Mouthfeel… well I’m hesitant to hold this beer in my mouth long enough to properly gauge its feel. It’s thin, but the flavor is powerfully overwhelming. Somehow creamy and watery at the same time. My first thought upon taking a sip is how quickly I can swallow it just to get the taste out of my mouth.
I honestly don’t understand how anyone can drink this.

The Verdict
I’ve had plenty of beers that I don’t like, and a few I consider downright awful. In every one, though, I was able to see at least what the brewer was thinking, and grasp that there is indeed a market for that type of beer. With this, though, I just can’t imagine it being enjoyable. To anyone.
I’ll even go as far as to accept that there is a group who honestly enjoys a good Michelada after a rough Saturday night. I see enough weekend-afternoon Bloody Mary swillers to grasp the appeal of a good hangover cure (even though I personally don’t enjoy them).
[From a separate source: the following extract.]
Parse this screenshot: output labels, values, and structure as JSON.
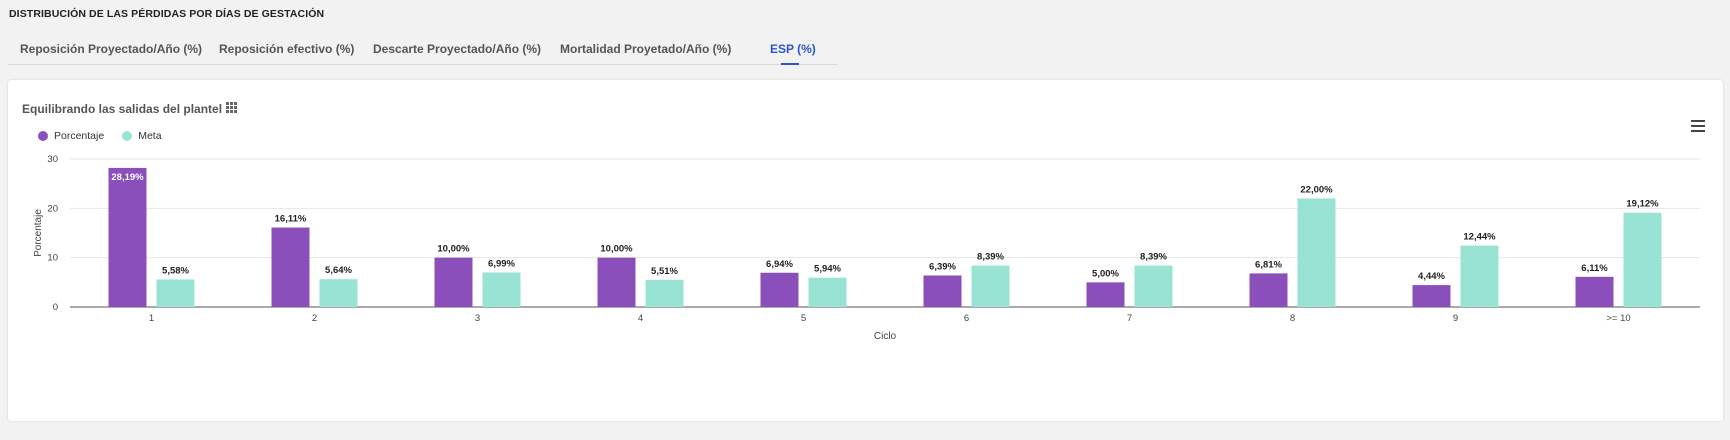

However, I can only see this mass-produced, low-cost, dare-I-say ‘corporate’ take on the style as the absolute bottom of the Michelada barrel.
Sorry if my words are a bit harsh, but I still have the taste of Cape Cod Bay at low-tide kicking around the back of my throat.

On the bright side, I no longer have to think when I’m asked “What’s the worst beer you’ve ever had?”